SiteMeter posts Web site visitor data through a variety of methods. My favorite is by location. Using a fairly accurate method known as IP tracing, the Internet service provider one uses for access to the Web is identified in a sort of reverse look-up method, much the same way a street address can be identified by knowing someone’s phone number. Of course there are plenty of ways to mask or spoof an IP address, which is why it makes a poor security measure. But for the purposes of keeping tabs on visitor traffic, it’s plenty good enough.
In addition to identifying the approximate location of a site’s visitors, the system also tags the purpose or source of that visit. Did someone perform a Google search for a specific set of words or phrases? If so, it’s listed. Did they arrive at your page by clicking on a link from somewhere elsewhere? That’s noted, too. Additional statistics include the number of page views, as well as the total amount of time a visitor has spent on your site.

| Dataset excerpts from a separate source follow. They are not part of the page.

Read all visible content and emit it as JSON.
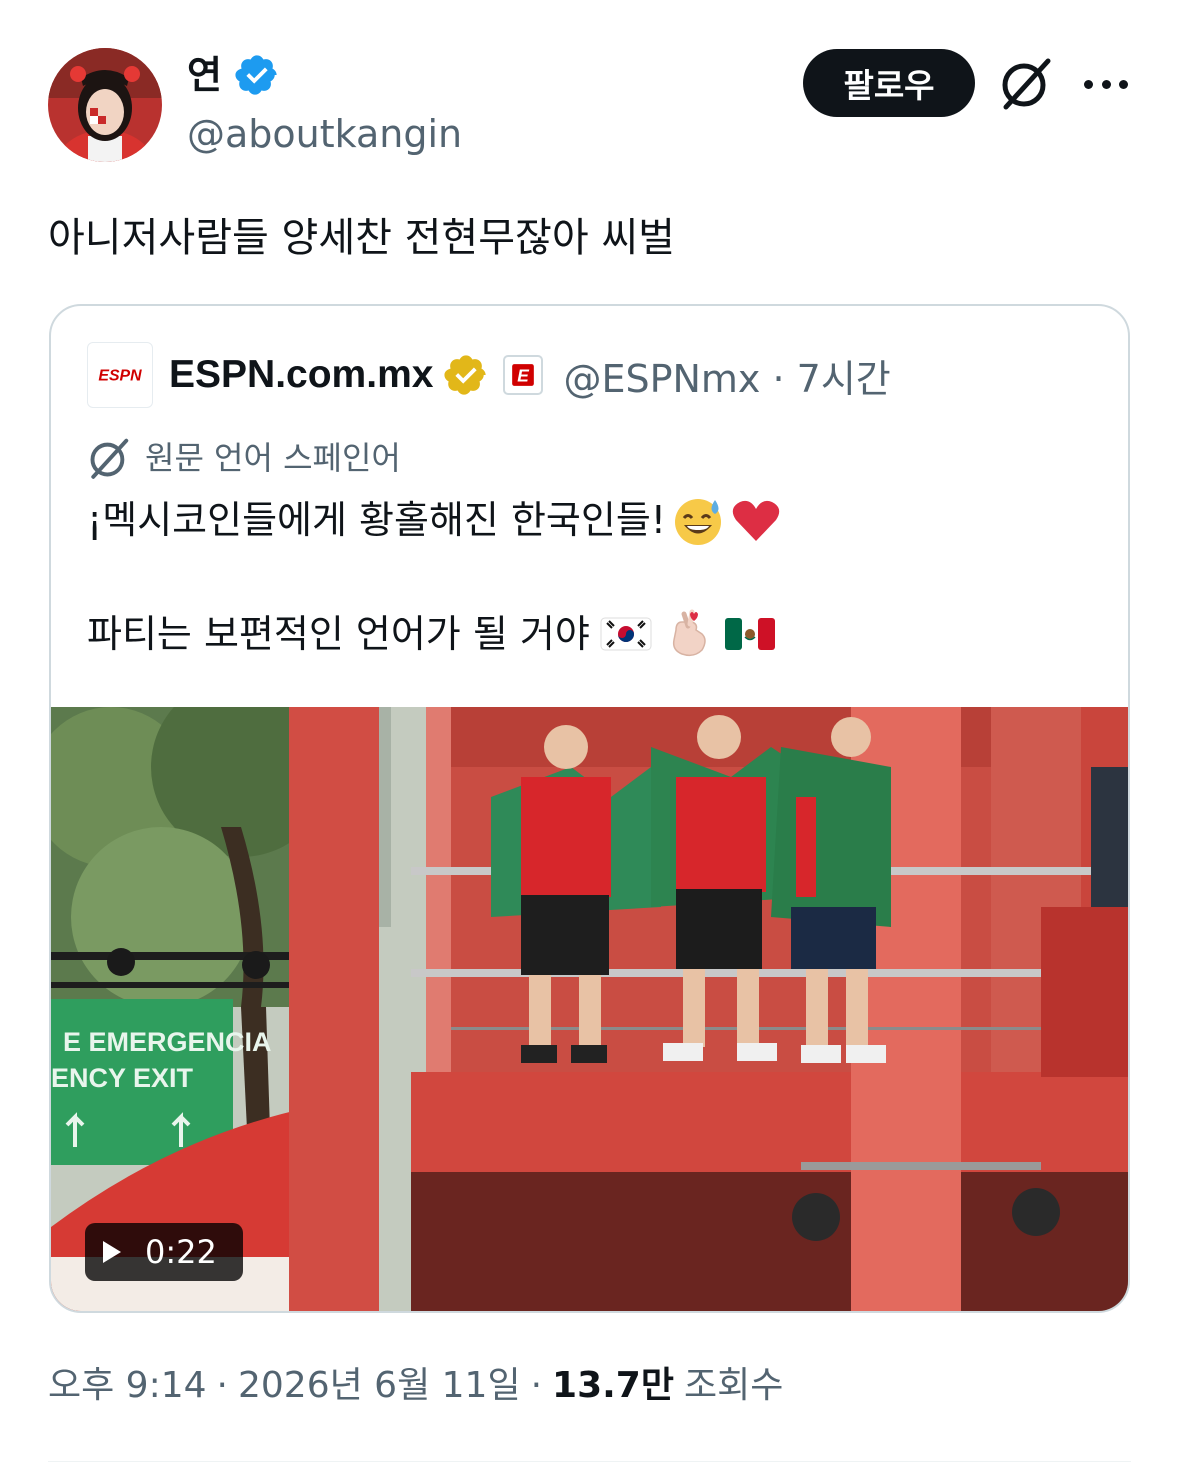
{
  "author": {
    "name": "연",
    "handle": "@aboutkangin",
    "verified": "blue"
  },
  "follow_label": "팔로우",
  "tweet_text": "아니저사람들 양세찬 전현무잖아 씨벌",
  "quote": {
    "name": "ESPN.com.mx",
    "logo_text": "ESPN",
    "verified": "gold",
    "affiliate_badge": "E",
    "handle_time": "@ESPNmx · 7시간",
    "translation_note": "원문 언어 스페인어",
    "line1": "¡멕시코인들에게 황홀해진 한국인들!",
    "line1_emojis": [
      "sweat-smile-emoji",
      "red-heart-emoji"
    ],
    "line2": "파티는 보편적인 언어가 될 거야",
    "line2_emojis": [
      "korea-flag-emoji",
      "finger-heart-emoji",
      "mexico-flag-emoji"
    ],
    "media": {
      "sign_line1": "E EMERGENCIA",
      "sign_line2": "ENCY EXIT",
      "video_duration": "0:22"
    }
  },
  "meta": {
    "time": "오후 9:14",
    "sep1": "·",
    "date": "2026년 6월 11일",
    "sep2": "·",
    "views_count": "13.7만",
    "views_label": "조회수"
  },
  "colors": {
    "text": "#0f1419",
    "secondary": "#536471",
    "verified_blue": "#1d9bf0",
    "verified_gold": "#e2b719",
    "espn_red": "#d00000",
    "border": "#cfd9de"
  }
}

It’s not an obsession of mine, but a couple of times a week I flip through the log. I’m especially fascinated by the sort of searches that bring people to this site. Close to 80 percent visit anywhere from zero to just a few seconds. These are the folks who were looking for specific information—words to a libretto, biographical information on a composer or performer, dates for a specific opera production—and the mere fact that I’ve mentioned their search topic has caused them to click on the link that brings them here. It’s not what they want so on they go to the next page.
These searches occasionally come in waves. Last week there were more than a dozen visitors looking for information on Michele Carafa’s opera, “I Due Figaro” which, I assume, has to do with its recent revival in Europe. Regular readers may recall that Carafa was the subject of one of my earlier essays, one of the 88 Composers I’m in the midst of highlighting.

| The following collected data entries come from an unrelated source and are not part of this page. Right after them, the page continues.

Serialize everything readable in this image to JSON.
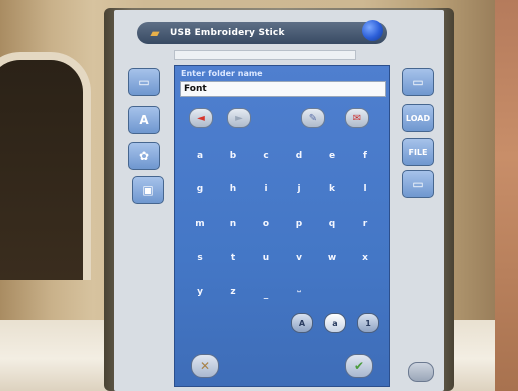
{
  "titlebar": {
    "title": "USB Embroidery Stick",
    "icon": "usb-stick-icon"
  },
  "panel": {
    "prompt": "Enter folder name",
    "input_value": "Font"
  },
  "controls": {
    "left_arrow": "◄",
    "right_arrow": "►",
    "erase_icon": "✎",
    "save_icon": "✉"
  },
  "keyboard": {
    "rows": [
      [
        "a",
        "b",
        "c",
        "d",
        "e",
        "f"
      ],
      [
        "g",
        "h",
        "i",
        "j",
        "k",
        "l"
      ],
      [
        "m",
        "n",
        "o",
        "p",
        "q",
        "r"
      ],
      [
        "s",
        "t",
        "u",
        "v",
        "w",
        "x"
      ],
      [
        "y",
        "z",
        "_",
        "˽"
      ]
    ],
    "modes": [
      "A",
      "a",
      "1"
    ]
  },
  "side_left": [
    {
      "name": "folder-button",
      "glyph": "▭"
    },
    {
      "name": "font-button",
      "glyph": "A"
    },
    {
      "name": "embroidery-button",
      "glyph": "✿"
    },
    {
      "name": "machine-button",
      "glyph": "▣"
    }
  ],
  "side_right": [
    {
      "name": "open-folder-button",
      "glyph": "▭"
    },
    {
      "name": "load-button",
      "glyph": "LOAD"
    },
    {
      "name": "file-name-button",
      "glyph": "FILE"
    },
    {
      "name": "new-folder-button",
      "glyph": "▭"
    }
  ],
  "actions": {
    "cancel": "✕",
    "ok": "✔"
  },
  "colors": {
    "panel": "#4477c6",
    "titlebar": "#384a63",
    "accent_red": "#d6342c"
  }
}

And my visitors come from all over the world. Opera truly has global appeal. Just in the past few days I’ve logged people from Spain, Belgium, Germany, Japan, Columbia, Argentina, Singapore and France. Because this blog is written in English, most of my visitors come from places like Canada, Australia and the U.K. Naturally the United States comprises the bulk of my visitors, topping out at approximately 60 percent of the total. A quick survey shows that I’ve been viewed by people in just about every U.S. state, although most of them moved quickly on to the true object of their search. Two of these folks were former high school classmates of mine, one who did a search on his own name (he was mentioned in my essay on Shalom Secunda), and the other who was searching for details on my old high school choir director. You just never know who’ll show up!

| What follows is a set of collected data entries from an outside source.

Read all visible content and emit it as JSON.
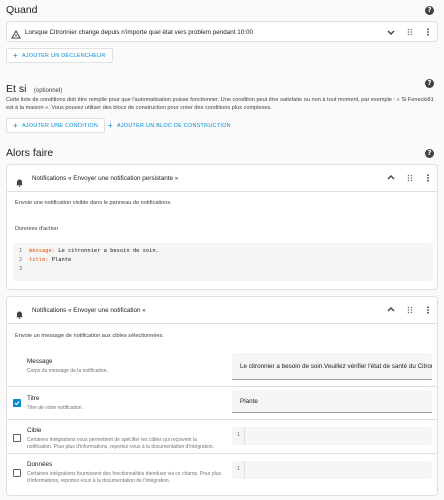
{
  "sections": {
    "when": "Quand",
    "and_if": "Et si",
    "and_if_optional": "(optionnel)",
    "then_do": "Alors faire"
  },
  "trigger": {
    "title": "Lorsque Citronnier change depuis n'importe quel état vers problem pendant 10:00",
    "add_label": "AJOUTER UN DÉCLENCHEUR"
  },
  "conditions": {
    "description": "Cette liste de conditions doit être remplie pour que l'automatisation puisse fonctionner. Une condition peut être satisfaite ou non à tout moment, par exemple : « Si Fenecki81 est à la maison ». Vous pouvez utiliser des blocs de construction pour créer des conditions plus complexes.",
    "add_condition": "AJOUTER UNE CONDITION",
    "add_block": "AJOUTER UN BLOC DE CONSTRUCTION"
  },
  "action1": {
    "title": "Notifications « Envoyer une notification persistante »",
    "description": "Envoie une notification visible dans le panneau de notifications.",
    "data_label": "Données d'action",
    "code_lines": [
      {
        "num": "1",
        "key": "message",
        "value": " Le citronnier a besoin de soin."
      },
      {
        "num": "2",
        "key": "title",
        "value": " Plante"
      },
      {
        "num": "3",
        "key": "",
        "value": ""
      }
    ]
  },
  "action2": {
    "title": "Notifications « Envoyer une notification »",
    "description": "Envoie un message de notification aux cibles sélectionnées.",
    "fields": {
      "message": {
        "label": "Message",
        "desc": "Corps du message de la notification.",
        "value": "Le citronnier a besoin de soin.Veuillez vérifier l'état de santé du Citronn"
      },
      "title": {
        "label": "Titre",
        "desc": "Titre de votre notification.",
        "value": "Plante",
        "checked": true
      },
      "target": {
        "label": "Cible",
        "desc": "Certaines intégrations vous permettent de spécifier les cibles qui reçoivent la notification. Pour plus d'informations, reportez-vous à la documentation d'intégration.",
        "line_num": "1",
        "checked": false
      },
      "data": {
        "label": "Données",
        "desc": "Certaines intégrations fournissent des fonctionnalités étendues via ce champ. Pour plus d'informations, reportez-vous à la documentation de l'intégration.",
        "line_num": "1",
        "checked": false
      }
    }
  },
  "colors": {
    "accent": "#0288d1",
    "yaml_key": "#e65100",
    "background": "#fafafa"
  },
  "icons": [
    "help-icon",
    "trigger-state-icon",
    "chevron-down-icon",
    "chevron-up-icon",
    "drag-handle-icon",
    "more-vert-icon",
    "plus-icon",
    "notification-icon",
    "check-icon"
  ]
}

Then there are the regular readers. The same ISPs keep appearing every couple of days, and I suppose they’re doing the same thing I do—checking on a bookmarked Web site to see if it’s been updated. These include a reader from New Zealand and one from Italy. Hello to whoever you are! In many ways it makes me sad that I haven’t had time to post a new message for them to read. But the nature of this blog is such that it’s essay-driven rather than comment-driven, so I’m not compelled to rush off a few lines simply so that I can post something—anything.
Because I belong to Opera RingSurf (see the links at the top of this page), I get a fair amount of traffic from related sites. My favorite RingSurf compadres include Campbell Vertesi, a young basso profundo who writes about his budding opera career, and La Cieca, a campy “opera queen” whose site includes terrific video clips and a weekly podcast of operatic selections.
I’m also starting to get quite a few visitors from the mention I received on the Donizetti Society’s Web site. This is a terrific resource for anyone interested in bel canto opera. As soon as I have some spare cash lying around, I plan to subscribe to their newsletter, which offers essays on a number of interesting (to me, anyway) topics in that realm.
If you’re a blogger, I strongly recommend adding to your site one of the many free metering processes out there. It’ll give you a good idea who’s checking you out, and it might even help you come up with enough material for yet another posting.